本人のつどい 広がる笑顔と会話

自治体が認知症本人の方を委嘱する「地域版希望大使」。2020年9月、三浦繁雄さんが静岡県の委嘱で大使に就任したのを機に、21年1月より三浦さんに関わっていただき、「家族の会」の静岡県支部本人のつどいを始めました。現在は同県作業療法士会の支援を受けて開いています。
本人のつどいの会場は、通常の家族同席のつどいの場の隣室です。まずはラジオ体操で体をほぐします。曲が流れれば自然に体が動きます。次にモルックやボッチャなど作業療法士が用意してくれたゲームに挑戦します。Sさんはこだわりが強く、なじむまでに時間を要しますが、気に入ると何度も挑戦します。できない人にできる人が教えることもあります。
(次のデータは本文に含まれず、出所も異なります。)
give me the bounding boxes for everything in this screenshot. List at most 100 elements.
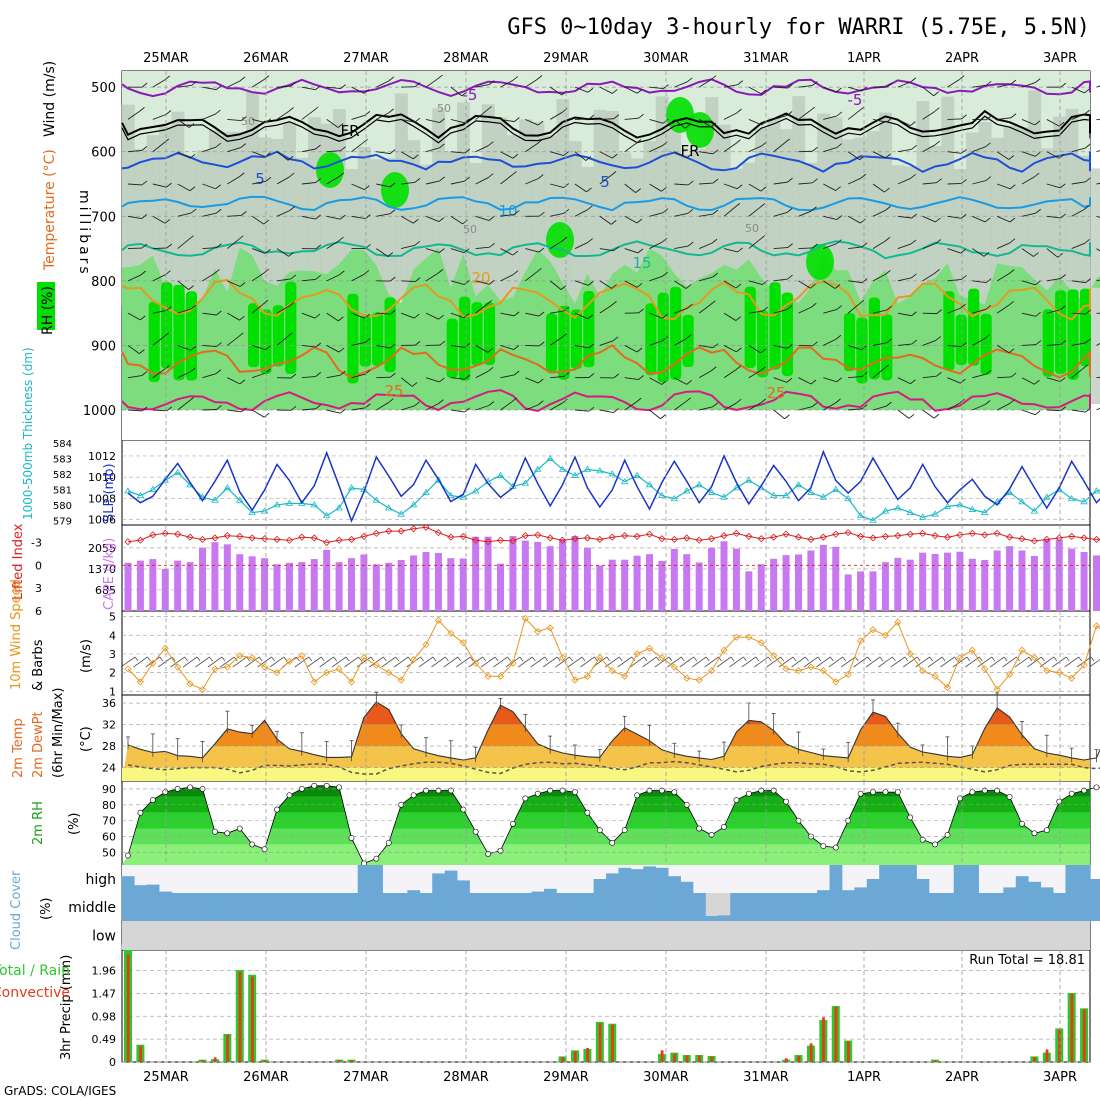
thickness-marker [496, 471, 505, 478]
wind-barb-flag [933, 91, 939, 97]
wind-barb [773, 278, 788, 282]
rh-saturated-cell [272, 305, 284, 367]
cloud-cell [891, 893, 905, 921]
wind-barb-flag [711, 238, 718, 244]
wind-barb [674, 280, 687, 289]
cape-bar [335, 562, 343, 611]
cloud-cell [481, 893, 495, 921]
wind-barb [599, 175, 612, 185]
wind-barb [823, 215, 838, 220]
isotherm-minus5 [121, 78, 1091, 98]
wind-barb-flag [315, 404, 322, 410]
li-marker [881, 532, 889, 540]
wind-tick-label: 4 [109, 629, 116, 642]
wind-barb [574, 409, 589, 412]
wind-speed-marker [298, 652, 306, 660]
wind-barb-flag [935, 336, 942, 341]
cloud-cell [1053, 947, 1066, 950]
wind-barb [723, 207, 736, 217]
wind-barb-flag [712, 402, 719, 408]
pressure-axis-text: millibars [76, 190, 92, 277]
wind-barb-flag [1084, 109, 1090, 115]
wind-barb [927, 656, 943, 668]
wind-barb-flag [414, 177, 421, 183]
wind-barb-flag [289, 206, 296, 211]
cloud-cell [332, 941, 346, 950]
precip-convective-bar [139, 1045, 143, 1062]
wind-barb-flag [1041, 656, 1045, 662]
thickness-marker [670, 494, 679, 502]
t2m-tick-label: 24 [102, 762, 116, 775]
wind-barb-flag [411, 382, 418, 387]
wind-barb-flag [315, 144, 321, 150]
wind-barb-flag [563, 151, 569, 156]
wind-barb-flag [338, 172, 345, 178]
wind-barb [823, 308, 837, 314]
thickness-marker [397, 510, 405, 517]
wind-barb-flag [836, 305, 843, 310]
wind-speed-marker [1018, 646, 1026, 654]
wind-barb [202, 247, 217, 250]
wind-barb-flag [810, 302, 817, 308]
cape-bar [434, 552, 442, 611]
wind-barb [624, 248, 639, 254]
wind-barb-flag [340, 146, 346, 152]
t2m-label-group: 2m Temp [11, 718, 26, 778]
wind-barb-flag [760, 398, 767, 404]
cloud-cell [593, 893, 607, 921]
wind-speed-marker [757, 639, 765, 647]
wind-barb [319, 656, 334, 668]
thickness-marker [1067, 494, 1076, 502]
wind-barb-flag [860, 218, 866, 224]
wind-barb-flag [387, 252, 394, 257]
wind-barb [748, 310, 763, 314]
wind-speed-marker [434, 616, 442, 624]
wind-barb-flag [308, 656, 313, 662]
cloud-cell [1003, 893, 1017, 921]
wind-barb [400, 215, 414, 224]
thickness-marker [931, 510, 939, 517]
isotherm-plus30 [121, 389, 1091, 413]
wind-barb-flag [363, 270, 370, 275]
wind-barb [252, 248, 266, 254]
wind-barb-flag [861, 278, 868, 283]
li-marker [906, 530, 914, 538]
wind-barb-flag [606, 656, 611, 662]
cloud-cell [506, 893, 520, 921]
wind-barb [1096, 248, 1100, 252]
wind-barb-flag [562, 398, 568, 404]
wind-barb [599, 86, 613, 94]
rh-upper-cell [316, 152, 344, 188]
wind-speed-marker [285, 657, 293, 665]
cape-bar [1043, 539, 1051, 611]
wind-barb [773, 211, 788, 217]
rh-marker [510, 820, 516, 827]
cape-bar [546, 546, 554, 611]
thickness-marker [409, 501, 418, 508]
slp-frame [121, 439, 1091, 526]
cloud-cell [370, 893, 383, 921]
wind-barb [177, 151, 191, 159]
wind-barb [425, 312, 439, 320]
wind-barb [525, 248, 539, 253]
wind-barb [202, 273, 215, 282]
wind-barb-flag [563, 306, 570, 312]
thickness-marker [298, 499, 306, 506]
wind-barb [500, 213, 515, 217]
wind-speed-marker [248, 654, 256, 662]
wind-barb-flag [265, 118, 272, 124]
wind-barb [1071, 280, 1086, 284]
wind-barb-flag [512, 153, 519, 159]
isotherm-label: -5 [848, 91, 863, 109]
wind-barb-flag [188, 123, 195, 128]
isotherm-label: FR [680, 142, 699, 160]
wind-barb [897, 215, 912, 219]
wind-speed-marker [708, 667, 716, 675]
wind-barb-flag [439, 340, 446, 346]
wind-barb [897, 177, 911, 185]
wind-barb [252, 151, 266, 158]
wind-barb [848, 408, 863, 411]
precip-convective-bar [126, 954, 130, 1062]
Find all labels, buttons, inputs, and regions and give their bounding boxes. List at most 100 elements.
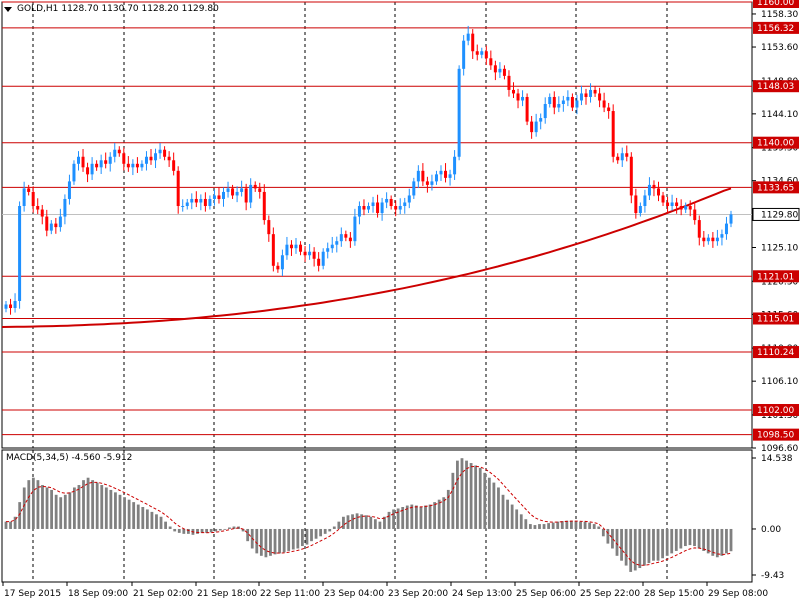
macd-plot-frame (1, 449, 753, 583)
macd-bar (642, 528, 646, 566)
macd-bar (460, 458, 464, 529)
candle (144, 151, 148, 171)
macd-bar (597, 526, 601, 529)
macd-bar (123, 497, 126, 529)
candle (67, 174, 71, 205)
level-label-bg (753, 0, 799, 8)
candle (507, 70, 511, 97)
candle (557, 96, 561, 113)
macd-bar (63, 494, 67, 529)
candle (715, 229, 719, 246)
candle (285, 236, 289, 260)
candle (666, 196, 670, 213)
candle-body (543, 104, 547, 119)
candle-body (512, 89, 515, 94)
candle-body (81, 156, 85, 168)
macd-bar (501, 494, 505, 529)
candle (389, 195, 393, 210)
candle (163, 146, 167, 161)
candle-body (303, 251, 307, 256)
candle-body (199, 198, 203, 203)
candle (58, 208, 62, 232)
candle (18, 201, 22, 309)
candle (516, 88, 520, 109)
macd-bar (688, 528, 692, 546)
candle-body (36, 206, 40, 210)
candle (530, 115, 534, 139)
macd-bar (679, 528, 683, 549)
candle (620, 147, 624, 167)
macd-bar (693, 528, 696, 547)
candle-body (679, 206, 683, 210)
candle (154, 148, 158, 169)
candle-body (471, 33, 475, 52)
candle (140, 160, 144, 171)
macd-bar (200, 528, 204, 533)
candle (462, 35, 466, 76)
candle (570, 93, 574, 112)
macd-bar (583, 521, 587, 529)
macd-bar (588, 522, 592, 529)
macd-bar (524, 519, 528, 529)
candle (634, 188, 638, 219)
macd-bar (369, 516, 373, 529)
candle-body (376, 202, 380, 214)
macd-bar (82, 480, 85, 529)
candle (262, 184, 266, 225)
candle (212, 189, 216, 206)
candle (434, 170, 438, 185)
candle-body (579, 93, 583, 101)
candle-body (27, 188, 31, 192)
time-axis: 17 Sep 2015 18 Sep 09:00 21 Sep 02:00 21 Se… (2, 582, 768, 599)
candle (493, 60, 497, 81)
candle-body (90, 163, 94, 175)
candle (380, 197, 384, 221)
candle-body (462, 40, 466, 69)
candle-body (126, 163, 130, 168)
candle (466, 25, 470, 46)
candle-body (54, 223, 58, 228)
candle-body (362, 206, 366, 210)
macd-bar (624, 528, 628, 566)
price-tick-label: 1125.10 (761, 244, 798, 254)
candle (579, 85, 583, 106)
candle-body (602, 100, 606, 108)
candle (425, 176, 429, 193)
macd-bar (86, 477, 90, 529)
candle-body (226, 188, 230, 192)
macd-bar (401, 507, 405, 529)
candle-body (389, 198, 393, 207)
candle-body (453, 156, 457, 175)
candle (512, 82, 515, 99)
macd-bar (647, 528, 651, 564)
macd-bar (77, 485, 81, 529)
candle-body (122, 153, 126, 164)
macd-bar (383, 516, 386, 529)
macd-bar (405, 505, 409, 529)
dropdown-triangle-icon[interactable] (4, 6, 12, 12)
candle-body (557, 104, 561, 108)
level-label-bg (753, 404, 799, 417)
candle-body (539, 118, 543, 122)
candle-body (294, 244, 298, 249)
macd-bar (396, 508, 400, 529)
macd-bar (13, 516, 17, 529)
time-tick-label: 28 Sep 15:00 (644, 589, 704, 599)
macd-bar (674, 528, 678, 551)
macd-bar (456, 460, 459, 529)
macd-bar (346, 515, 350, 529)
macd-bar (606, 528, 610, 544)
candle (398, 198, 402, 215)
macd-bar (446, 489, 450, 529)
macd-bar (177, 528, 181, 533)
candle-body (625, 153, 629, 157)
candle (4, 300, 8, 313)
macd-bar (437, 499, 441, 529)
candle-body (31, 191, 35, 207)
candle-body (181, 206, 185, 208)
candle-body (108, 156, 112, 164)
candle (217, 187, 221, 204)
candle (697, 215, 701, 246)
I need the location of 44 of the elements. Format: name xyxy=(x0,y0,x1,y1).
希望を聞き、ユーチューブで曲を流すこともあります。加山雄三が大好きなKさんは、「海その愛」をおおらかに歌います。アリスファンのYさんは谷村新司の命日に「チャンピオン」を歌い、偲(しの)びました。グループホームから毎回参加されている元ピアノ教師のTさんは「花が咲く」がかかると唇が、指が動きます。自然に笑顔になり、その笑顔は他の人にも広がります。
皆さん、ご家族と同席のつどいでは言葉を発することもなく座ったままの方々でした。隣の部屋にいるご家族にも笑い声は聞こえます。言葉での表現はなくとも、楽しんでいる様子は伝わっているようです。
ある日のつどいに参加したOさんは4人きょうだいの長女。小学生の頃は妹をおんぶしながら家事手伝いをし、結婚せず地元の企業に定年まで勤務していました。数独が得意のDさんは看護師として働いた後養護教諭となり、定年後はボランティア活動や筋トレ教室の講師をしていました。「妹の家にいて、食器洗いなどまだできることがあるのにさせてもらえない」「デイサービスに行ってもおもしろくない、筋トレなら自分の方が得意なのに」。ゲームの合間の二人の会話は本人ミーティングになっていました。
つどい終了後は、近くのステーキ屋で昼食をとり解散です。参加するご本人たちの入れ替わりもありましたが、静岡県支部の本人のつどいは5年目を迎えました。